VXLANs with VLAN-aware Bridges

Cumulus Linux supports using VXLANs with VLAN-aware bridge configuration. This provides improved scalability, as multiple VXLANs can be added to a single VLAN-aware bridge. A one to one association is used between the VXLAN VNI and the VLAN, with the bridge access VLAN definition on the VXLAN and the VLAN membership definition on the local bridge member interfaces.

The configuration example below shows the differences between a VXLAN configured for traditional bridge mode and one configured for VLAN-aware mode. The configurations use head end replication (HER) together with the VLAN-aware bridge to map VLANs to VNIs.

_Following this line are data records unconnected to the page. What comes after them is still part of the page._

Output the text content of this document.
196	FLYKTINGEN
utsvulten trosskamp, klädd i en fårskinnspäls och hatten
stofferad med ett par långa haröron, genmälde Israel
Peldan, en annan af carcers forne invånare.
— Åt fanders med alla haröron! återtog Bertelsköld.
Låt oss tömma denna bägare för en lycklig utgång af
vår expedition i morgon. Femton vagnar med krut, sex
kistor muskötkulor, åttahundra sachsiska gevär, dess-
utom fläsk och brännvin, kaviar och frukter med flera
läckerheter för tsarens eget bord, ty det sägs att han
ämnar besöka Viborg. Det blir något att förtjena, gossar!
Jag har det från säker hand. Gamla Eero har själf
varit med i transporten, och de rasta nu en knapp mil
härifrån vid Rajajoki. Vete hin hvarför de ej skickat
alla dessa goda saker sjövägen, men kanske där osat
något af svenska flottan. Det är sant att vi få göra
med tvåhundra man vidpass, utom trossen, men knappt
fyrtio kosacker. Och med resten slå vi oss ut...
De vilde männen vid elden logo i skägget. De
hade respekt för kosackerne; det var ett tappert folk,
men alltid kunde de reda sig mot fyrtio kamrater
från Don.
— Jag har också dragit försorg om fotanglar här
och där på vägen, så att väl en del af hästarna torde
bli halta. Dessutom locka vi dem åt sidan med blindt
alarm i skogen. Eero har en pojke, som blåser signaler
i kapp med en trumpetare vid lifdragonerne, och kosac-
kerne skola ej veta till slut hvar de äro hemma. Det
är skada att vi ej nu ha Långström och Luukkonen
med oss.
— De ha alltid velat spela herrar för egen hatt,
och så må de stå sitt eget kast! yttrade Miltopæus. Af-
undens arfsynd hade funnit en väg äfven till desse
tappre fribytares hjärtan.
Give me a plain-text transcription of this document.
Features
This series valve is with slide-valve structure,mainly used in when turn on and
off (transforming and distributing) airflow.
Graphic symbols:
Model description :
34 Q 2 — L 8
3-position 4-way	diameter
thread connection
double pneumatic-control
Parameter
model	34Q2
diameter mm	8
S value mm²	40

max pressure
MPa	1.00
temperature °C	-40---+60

See VXLAN Scale for information about the number of VXLANs you can configure simultaneously.

...
auto lo
iface lo inet loopback
    address 10.35.0.10/32

auto bridge
iface bridge
    bridge-ports uplink
    bridge-pvid 1
    bridge-vids 1-100
    bridge-vlan-aware yes
auto vni-10000
iface vni-10000
    alias CUSTOMER X VLAN 10
    bridge-access 10
    vxlan-id 10000
    vxlan-local-tunnelip 10.35.0.10
    vxlan-remoteip 10.35.0.34
...

Configure a Static MAC Address Entry

You can add a static MAC address entry to the layer 2 table for an interface within the VLAN-aware bridge by running a command similar to the following:

cumulus@switch:~$ sudo bridge fdb add 12:34:56:12:34:56 dev swp1 vlan 150 master static
cumulus@switch:~$ sudo bridge fdb show
44:38:39:00:00:7c dev swp1 master bridge permanent
12:34:56:12:34:56 dev swp1 vlan 150 master bridge static
44:38:39:00:00:7c dev swp1 self permanent
12:12:12:12:12:12 dev swp1 self permanent
12:34:12:34:12:34 dev swp1 self permanent
12:34:56:12:34:56 dev swp1 self permanent
12:34:12:34:12:34 dev bridge master bridge permanent
44:38:39:00:00:7c dev bridge vlan 500 master bridge permanent
12:12:12:12:12:12 dev bridge master bridge permanent

Considerations

Spanning Tree Protocol (STP)

  • Because STP is enabled on a per-bridge basis, VLAN-aware mode supports a single instance of STP across all VLANs. A common practice when using a single STP instance for all VLANs is to define every VLAN on every switch in the spanning tree instance.
  • mstpd remains the user space protocol daemon.
  • Cumulus Linux supports Rapid Spanning Tree Protocol (RSTP).

IGMP Snooping

IGMP snooping and group membership are supported on a per-VLAN basis; however, the IGMP snooping configuration (including enable, disable, and mrouter ports) is defined on a per-bridge port basis.

VLAN Translation

A bridge in VLAN-aware mode cannot have VLAN translation enabled. Only traditional mode bridges can utilize VLAN translation.

Convert Bridges between Supported Modes

You cannot convert traditional mode bridges automatically to and from a VLAN-aware bridge. You must delete the original configuration and bring down all member switch ports before creating a new bridge.